A flush of goose bumps sweeps over the exposed skin on my neck and arms. I don’t say anything. The waitress comes with our drinks and sets them down. I thank her and take a big sip of my wine. “You’re painting murderers like valiant defenders of their family,” Gabe says to Rowan, no malice in his voice, more like they always have conversations like this.

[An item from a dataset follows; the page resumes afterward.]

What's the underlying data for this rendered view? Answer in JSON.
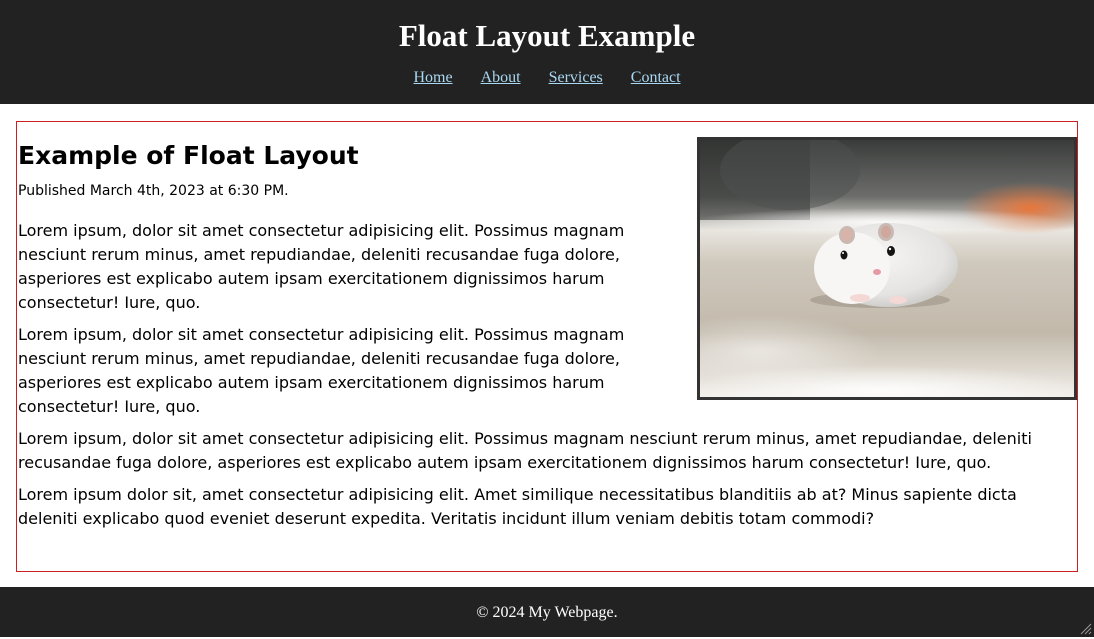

“She’s not defending them,” Harrison says, squeezing lime into his seltzer. “She’s saying that none of us have any idea what we’d do if pushed to the limit. Which is true.”
“I can say with certainty that I wouldn’t kill for certain things,” Gabe says.
“Your babies aren’t here yet, Gabe, how can you really know?” Rowan asks. She sips her drink, considers her husband.
“Okay, fine, take our family out of the conversation,” Gabe says. “There are people who kill out of passion and romantic jealousy.”
“And that’s what’s terrifying,” I say, swirling my glass of deep, dark wine, a little too quickly so it almost goes right over the edge. I stop myself in time. “It’s so scary because those emotions are everywhere.”
“Exactly,” says Rowan, locking eyes with me.
I take a swig and the cabernet slides down my throat like medicine. “Obviously women can be violent, too,” I say. “But the stats are clear on which gender usually perpetrates intimate partner violence.” I don’t feel so young anymore; I feel like someone with something to say. “You guys won’t ever know what it’s like to be a woman entering a relationship without knowing your partner’s capacity for violence.”
“Bingo!” Rowan says. “And sometimes it doesn’t even come out for years. That’s what happened to my mom.”